Here the page rank score was reduced due to adding new ratings. It may be due to a couple of reasons:
-
Quality of ratings: The PageRank algorithm only takes into account the quality of links and not the quantity of links. So, if the ratings that you have provided are not considered high-quality or trustworthy by the algorithm, then it may not boost the PageRank score of the movies that I have rated. In this case, the algorithm may actually assign a lower weight or importance to those movies due to the low-quality links.
-
Damping factor: The damping factor in the PageRank algorithm is a probability that a random surfer will continue clicking on links rather than jumping to a random node. A higher damping factor means that the algorithm will assign more importance to the existing links in the graph, and less importance to new links. If the damping factor is too high, then the impact of your new links may be reduced, and the overall PageRank scores may decrease.

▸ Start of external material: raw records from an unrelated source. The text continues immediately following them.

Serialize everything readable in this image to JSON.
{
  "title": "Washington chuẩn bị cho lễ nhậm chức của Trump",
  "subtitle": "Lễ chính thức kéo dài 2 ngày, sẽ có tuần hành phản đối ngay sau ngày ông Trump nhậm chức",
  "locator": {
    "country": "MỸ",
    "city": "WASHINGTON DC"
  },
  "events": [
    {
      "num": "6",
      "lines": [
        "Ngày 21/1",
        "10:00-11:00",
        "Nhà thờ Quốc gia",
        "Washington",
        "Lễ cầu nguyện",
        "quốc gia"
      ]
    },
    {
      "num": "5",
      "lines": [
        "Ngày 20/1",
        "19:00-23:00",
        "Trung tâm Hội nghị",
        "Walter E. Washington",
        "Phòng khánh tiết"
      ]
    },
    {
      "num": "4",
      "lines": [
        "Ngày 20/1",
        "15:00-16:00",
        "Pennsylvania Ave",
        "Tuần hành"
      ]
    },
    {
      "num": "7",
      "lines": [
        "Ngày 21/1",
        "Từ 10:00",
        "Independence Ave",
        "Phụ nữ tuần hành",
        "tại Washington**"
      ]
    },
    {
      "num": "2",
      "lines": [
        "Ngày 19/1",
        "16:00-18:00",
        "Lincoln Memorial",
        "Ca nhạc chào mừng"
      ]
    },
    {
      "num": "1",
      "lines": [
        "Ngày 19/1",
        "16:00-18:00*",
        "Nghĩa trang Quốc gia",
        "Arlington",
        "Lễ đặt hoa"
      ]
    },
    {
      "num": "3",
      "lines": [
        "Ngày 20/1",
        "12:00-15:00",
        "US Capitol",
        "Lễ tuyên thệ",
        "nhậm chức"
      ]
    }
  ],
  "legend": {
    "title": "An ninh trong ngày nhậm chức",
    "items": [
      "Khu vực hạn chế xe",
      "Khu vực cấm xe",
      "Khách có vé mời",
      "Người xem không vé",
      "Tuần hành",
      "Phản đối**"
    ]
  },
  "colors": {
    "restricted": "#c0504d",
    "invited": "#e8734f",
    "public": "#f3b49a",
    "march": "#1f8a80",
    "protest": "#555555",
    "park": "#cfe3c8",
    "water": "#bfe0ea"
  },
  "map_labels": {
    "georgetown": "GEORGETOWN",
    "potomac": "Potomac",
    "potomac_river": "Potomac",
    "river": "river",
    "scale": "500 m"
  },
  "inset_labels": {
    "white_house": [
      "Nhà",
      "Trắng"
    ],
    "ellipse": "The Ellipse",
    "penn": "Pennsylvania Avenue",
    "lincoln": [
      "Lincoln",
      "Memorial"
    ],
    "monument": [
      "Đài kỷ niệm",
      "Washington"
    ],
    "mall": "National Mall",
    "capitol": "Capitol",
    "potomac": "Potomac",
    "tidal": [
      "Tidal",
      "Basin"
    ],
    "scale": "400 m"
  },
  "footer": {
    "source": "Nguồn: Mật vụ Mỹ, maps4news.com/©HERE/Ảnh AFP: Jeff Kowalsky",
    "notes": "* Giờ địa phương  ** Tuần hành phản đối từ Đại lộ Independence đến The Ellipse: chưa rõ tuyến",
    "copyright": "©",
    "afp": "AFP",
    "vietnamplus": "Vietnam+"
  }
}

In conclusion, the page rank algorithm considers only the link structure of the graph when it calculating pagerank scores. The impact of new ratings on PageRank scores depends on the number and quality of existing links in the graph. The reduction in PageRank scores may be due to the low quality of new rating links and the higher damping factor, which can reduce the impact of new links.